Are we to suppose that it was a miserable
piece of spiritual legerdemain, this which so many creatures of the
Almighty have lived by and died by? I, for my part, cannot form any such
supposition. I will believe most things sooner than that. One would be
entirely at a loss what to think of this world at all, if quackery so
grew and were sanctioned here.
Alas, such theories are very lamentable. If we would attain to knowledge
of anything in God's true Creation, let us disbelieve them wholly! They
are the product of an Age of Scepticism; they indicate the saddest
spiritual paralysis, and mere death-life of the souls of men: more
godless theory, I think, was never promulgated in this Earth. A false
man found a religion? Why, a false man cannot build a brick house! If he
do not know and follow _truly_ the properties of mortar, burnt clay and
what else he works in, it is no house that he makes, but a rubbish-heap.

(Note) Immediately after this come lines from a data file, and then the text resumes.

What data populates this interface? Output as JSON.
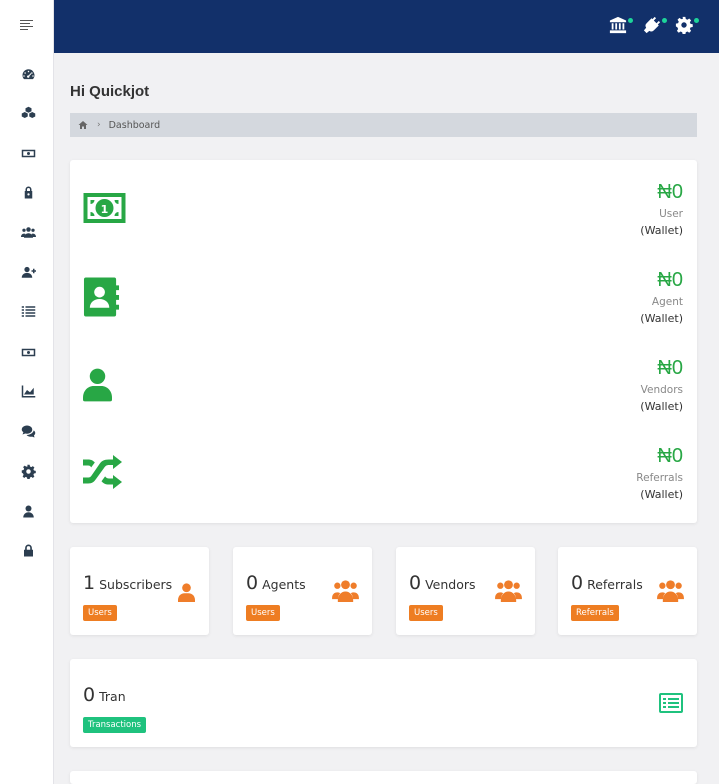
{
  "header": {
    "title": "Hi Quickjot",
    "breadcrumb": "Dashboard"
  },
  "wallets": [
    {
      "amount": "₦0",
      "name": "User",
      "sub": "(Wallet)"
    },
    {
      "amount": "₦0",
      "name": "Agent",
      "sub": "(Wallet)"
    },
    {
      "amount": "₦0",
      "name": "Vendors",
      "sub": "(Wallet)"
    },
    {
      "amount": "₦0",
      "name": "Referrals",
      "sub": "(Wallet)"
    }
  ],
  "stats": [
    {
      "value": "1",
      "label": "Subscribers",
      "badge": "Users"
    },
    {
      "value": "0",
      "label": "Agents",
      "badge": "Users"
    },
    {
      "value": "0",
      "label": "Vendors",
      "badge": "Users"
    },
    {
      "value": "0",
      "label": "Referrals",
      "badge": "Referrals"
    }
  ],
  "transactions": {
    "value": "0",
    "label": "Tran",
    "badge": "Transactions"
  },
  "colors": {
    "topbar": "#12306a",
    "green": "#28a745",
    "orange": "#ee7d22",
    "badge_green": "#1fc27e"
  },
  "icons": {
    "sidebar": [
      "dashboard-icon",
      "cubes-icon",
      "money-bill-icon",
      "lock-user-icon",
      "users-icon",
      "user-plus-icon",
      "list-icon",
      "money-bill-alt-icon",
      "chart-area-icon",
      "chat-icon",
      "gear-icon",
      "user-icon",
      "lock-icon"
    ],
    "topbar": [
      "bank-icon",
      "plug-icon",
      "gears-icon"
    ]
  }
}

It will not stand for twelve centuries, to lodge a hundred-and-eighty
millions; it will fall straightway. A man must conform himself to
Nature's laws, _be_ verily in communion with Nature and the truth of
things, or Nature will answer him, No, not at all! Speciosities are
specious--ah me!--a Cagliostro, many Cagliostros, prominent
world-leaders, do prosper by their quackery, for a day. It is like a
forged bank-note; they get it passed out of _their_ worthless hands:
others, not they, have to smart for it.